Mili y Yoyó se conocieron hace más de 10 años, y después de 8 años y medio de novios, el pasado 16 de julio de 2011 prometieron estar juntos para siempre.

Yoyó recuerda su pedida como un día muy especial. Su familia y sus amigos le enviaron un total de 26 ramos de flores. Como es habitual, la pedida se celebró en casa de la novia y allí se reunieron padres, hermanos, abuelos… y más tarde se animaron algunos amigos para celebrar la noche con alguna copa. Empezaba la cuenta atrás.

Yoyó y Mily se casaron en Gijón, en la Iglesia de San Julián de Somió. La novia deslumbró con un vestido de Josechu Santana, todo de encaje.

Como joyas vistió su anillo y pendientes de pedida, así como un broche de la abuela de Mily que habían lucido todas sus hijas y nietas. En el pelo, la novia lució un original tocado de pedrería y cristales de Swaroski, con un moño bajo y suelto muy favorecedor.

Debido a la gran afición del novio al golf, sus compañeros de campo quisieron homenajear a los recién casados con esta divertida imagen.

Como no podía ser de otra manera, el convite se celebró en el Club de Golf Castiello, y el catering estuvo servido por Casa Gerardo.

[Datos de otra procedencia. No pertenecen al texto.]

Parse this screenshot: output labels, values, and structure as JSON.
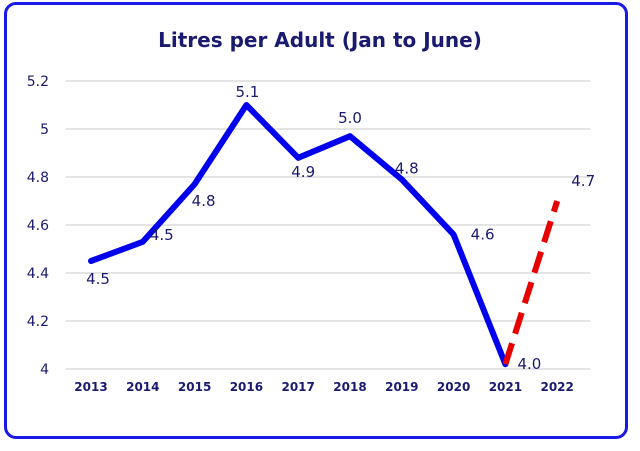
{
  "chart_data": {
    "type": "line",
    "title": "Litres per Adult (Jan to June)",
    "xlabel": "",
    "ylabel": "",
    "categories": [
      "2013",
      "2014",
      "2015",
      "2016",
      "2017",
      "2018",
      "2019",
      "2020",
      "2021",
      "2022"
    ],
    "ylim": [
      4,
      5.2
    ],
    "yticks": [
      "4",
      "4.2",
      "4.4",
      "4.6",
      "4.8",
      "5",
      "5.2"
    ],
    "grid": true,
    "legend": "none",
    "series": [
      {
        "values": [
          4.45,
          4.53,
          4.77,
          5.1,
          4.88,
          4.97,
          4.79,
          4.56,
          4.02,
          null
        ],
        "labels": [
          "4.5",
          "4.5",
          "4.8",
          "5.1",
          "4.9",
          "5.0",
          "4.8",
          "4.6",
          "4.0",
          ""
        ],
        "color": "#0000ee",
        "style": "solid"
      },
      {
        "values": [
          null,
          null,
          null,
          null,
          null,
          null,
          null,
          null,
          4.02,
          4.7
        ],
        "labels": [
          "",
          "",
          "",
          "",
          "",
          "",
          "",
          "",
          "",
          "4.7"
        ],
        "color": "#e60000",
        "style": "dashed"
      }
    ]
  },
  "colors": {
    "frame": "#1a1ae6",
    "text": "#1a1a6e",
    "grid": "#c8c8c8"
  }
}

Durante el aperitivo, y con música jazz flamenco de fondo, los más jóvenes aprovecharon para inmortalizar el día.

En cuanto al ramo, era un sencillo manojo de flores de paniculata elaborado por Flores Pando, también encargado de la decoración floral del evento a base, principalmente, de hortensias rosa fresa.

Una parte del ramo, Yoyó se la entregó a su cuñada y gran amiga Inés, y recorrió el salón esquivando a la misma mientras sonaba Pretty Woman. Finalmente, ambas se fundieron en un precioso abrazo, de los que hacen temblar los ojos. La otra parte el ramo fue, literalmente, atrapada al aire.

Antes de que se acabara la cena, la madre del novio sorprendió a propios y a invitados con un grupo de Tuna, lo que provocó que los más jóvenes se lanzaran a bailar alrededor de la mesa principal y de los propios tunos.

Para la apertura del baile, los novios se decantaron por el vals del Danubio Azul, y a continuación “Te quiero” de Hombres G. Y estas fotos, son siempre mis preferiferidas, pues ellas suelen estar mucho más relajadas que ellos, que van contando los pasos…

El momento más especial para Yoyó fue entrar a la iglesia del brazo de su padre y divisar al fondo a Miguel, que la esperaba nervioso. También cuando entregaron un ramo de margaritas a sus madres o simplemente, el hecho de ver cómo sus amigos les arroparon en un día tan especial para ellos.

Como guinda, los novios se fueron una semana a Mallorca y dos más a la costa oeste de Estados Unidos.

Desde aquí, le mando a los novios todo mi cariño. Los conozco desde hace años y les deseo todo, todo, todo lo mejor. ¡Mil felicidades! Ana.